Ravi Ithal di Proofpoint riflette sull’attuale sicurezza informatica, analizzando come evolveranno tecnologia, dati e comportamento umano nel 2026.
La sicurezza informatica sarà il vero ago della bilancia nel 2026, in un contesto in cui il panorama digitale diventa sempre più imprevedibile. L’anno appena trascorso ha trasformato il modo in cui percepiamo sia la difesa sia l’evoluzione delle tecnologie avanzate, guidato dall’avanzata dell’AI generativa, dalla crescente complessità degli ecosistemi digitali e dalla fusione tra tattiche criminali e pratiche tipiche degli attori statali.

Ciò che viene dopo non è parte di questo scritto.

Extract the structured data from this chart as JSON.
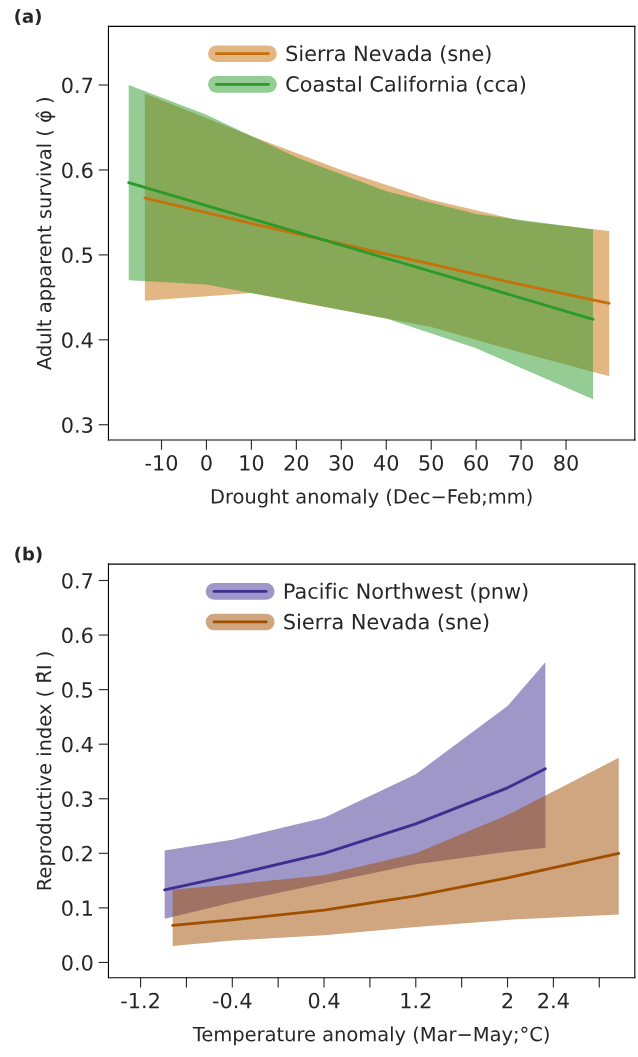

Dai punti ciechi dell’AI alle nuove forme di sfruttamento delle identità, fino alla trasformazione del phishing e alla crescente influenza del contesto geopolitico, la conclusione è chiara: nel 2026 vincerà chi comprenderà meglio gli esseri umani — e l’AI — dietro ogni minaccia. Sarà un anno in cui visibilità, capacità di adattamento e giudizio umano peseranno più che mai. La tecnologia amplificherà attacchi e difesa, ma il vantaggio competitivo nascerà dalle persone, dalla loro capacità di decidere meglio e più rapidamente in un ambiente in cui attaccatori e agenti intelligenti evolvono in parallelo.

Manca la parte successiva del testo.